En el histórico barrio de Palma, la emblemática mercería Ca dona Àngela ha vuelto a ser el centro de atención, aunque no por las razones que todos quisiéramos. Aquel lugar que durante más de 340 años nos ofreció productos y recuerdos se cerró hace poco y, tras su persiana bajada, han aparecido unos carteles que son todo un manifiesto. En ellos se puede leer claramente: «En venta, solo para guiris» y «En venta, no apto para residentes». Y es que estos mensajes, en catalán y castellano, dejan muy claro lo que está en juego.

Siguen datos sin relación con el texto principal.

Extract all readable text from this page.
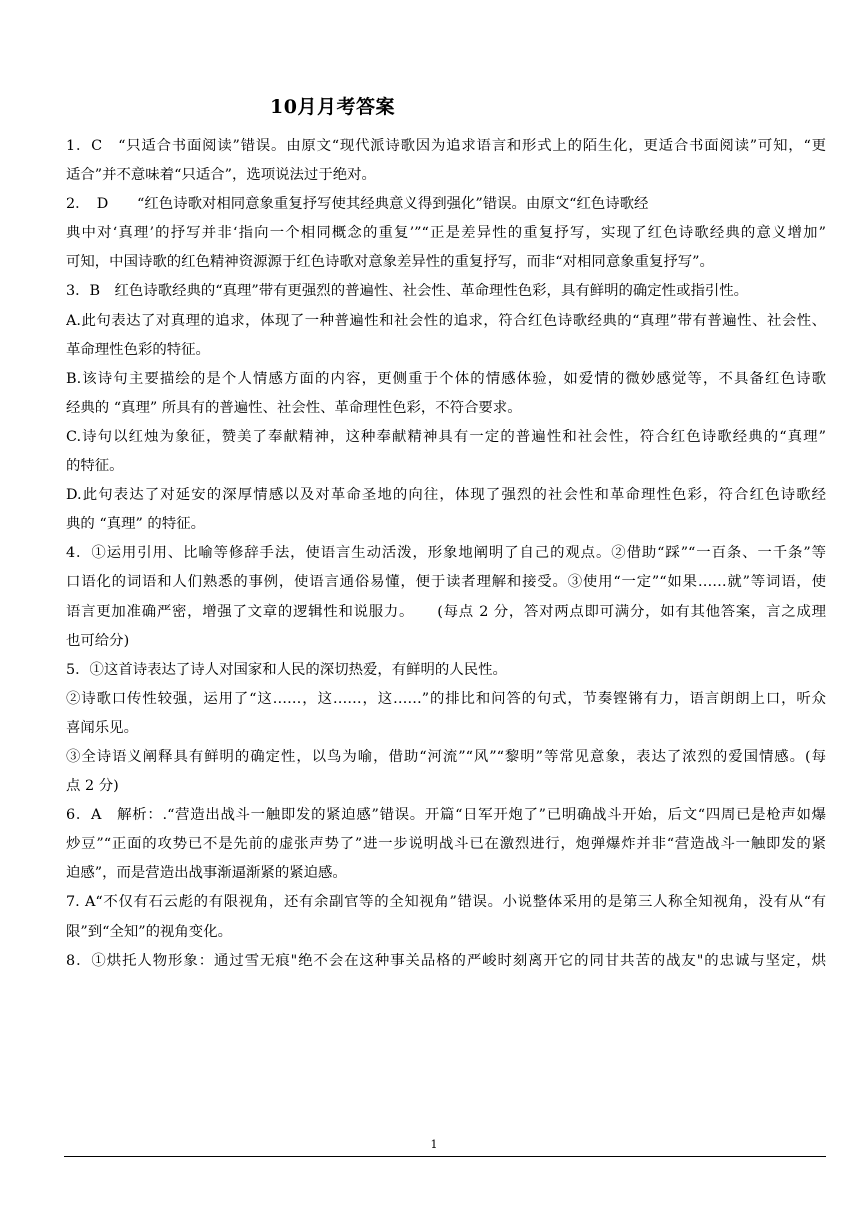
10月月考答案
1．C　“只适合书面阅读”错误。由原文“现代派诗歌因为追求语言和形式上的陌生化，更适合书面阅读”可知，“更
适合”并不意味着“只适合”，选项说法过于绝对。
2．　D　　“红色诗歌对相同意象重复抒写使其经典意义得到强化”错误。由原文“红色诗歌经
典中对‘真理’的抒写并非‘指向一个相同概念的重复’”“正是差异性的重复抒写，实现了红色诗歌经典的意义增加”
可知，中国诗歌的红色精神资源源于红色诗歌对意象差异性的重复抒写，而非“对相同意象重复抒写”。
3．B　红色诗歌经典的“真理”带有更强烈的普遍性、社会性、革命理性色彩，具有鲜明的确定性或指引性。
A.此句表达了对真理的追求，体现了一种普遍性和社会性的追求，符合红色诗歌经典的“真理”带有普遍性、社会性、
革命理性色彩的特征。
B.该诗句主要描绘的是个人情感方面的内容，更侧重于个体的情感体验，如爱情的微妙感觉等，不具备红色诗歌
经典的 “真理” 所具有的普遍性、社会性、革命理性色彩，不符合要求。
C.诗句以红烛为象征，赞美了奉献精神，这种奉献精神具有一定的普遍性和社会性，符合红色诗歌经典的“真理”
的特征。
D.此句表达了对延安的深厚情感以及对革命圣地的向往，体现了强烈的社会性和革命理性色彩，符合红色诗歌经
典的 “真理” 的特征。
4．①运用引用、比喻等修辞手法，使语言生动活泼，形象地阐明了自己的观点。②借助“踩”“一百条、一千条”等
口语化的词语和人们熟悉的事例，使语言通俗易懂，便于读者理解和接受。③使用“一定”“如果……就”等词语，使
语言更加准确严密，增强了文章的逻辑性和说服力。　　(每点 2 分，答对两点即可满分，如有其他答案，言之成理
也可给分)
5．①这首诗表达了诗人对国家和人民的深切热爱，有鲜明的人民性。
②诗歌口传性较强，运用了“这……，这……，这……”的排比和问答的句式，节奏铿锵有力，语言朗朗上口，听众
喜闻乐见。
③全诗语义阐释具有鲜明的确定性，以鸟为喻，借助“河流”“风”“黎明”等常见意象，表达了浓烈的爱国情感。(每
点 2 分)
6．A　解析：.“营造出战斗一触即发的紧迫感”错误。开篇“日军开炮了”已明确战斗开始，后文“四周已是枪声如爆
炒豆”“正面的攻势已不是先前的虚张声势了”进一步说明战斗已在激烈进行，炮弹爆炸并非“营造战斗一触即发的紧
迫感”，而是营造出战事渐逼渐紧的紧迫感。
7. A“不仅有石云彪的有限视角，还有余副官等的全知视角”错误。小说整体采用的是第三人称全知视角，没有从“有
限”到“全知”的视角变化。
8．①烘托人物形象：通过雪无痕"绝不会在这种事关品格的严峻时刻离开它的同甘共苦的战友"的忠诚与坚定，烘
1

El eco del pasado y la lucha presente
Este local no es cualquier negocio; ha sido un pilar en la comunidad desde 1685. Su cierre resonó como una campanada triste entre vecinos y antiguos clientes que añoraban el comercio tradicional. La aparición de los carteles no solo recuerda esa pérdida, sino que también reaviva un debate urgente sobre la transformación del casco antiguo de nuestra ciudad. ¿Qué ha pasado con esos espacios que eran parte de nuestra identidad?
Hoy en día, la presión inmobiliaria parece estar arrasando con lo poco que queda del comercio auténtico. Cada vez más negocios se adaptan al turismo masivo dejando a los residentes con pocas opciones. Estos carteles son un acto valiente de quienes se niegan a ver cómo su hogar se convierte en un mero atractivo turístico.
Aunque todavía no sabemos quiénes han puesto estos mensajes tan contundentes, lo cierto es que están generando conversación entre quienes pasan frente a este símbolo del cambio forzado. Y justo en esta semana donde se está organizando una nueva concentración contra el turismo descontrolado, estos carteles parecen ser un eco de todas nuestras frustraciones.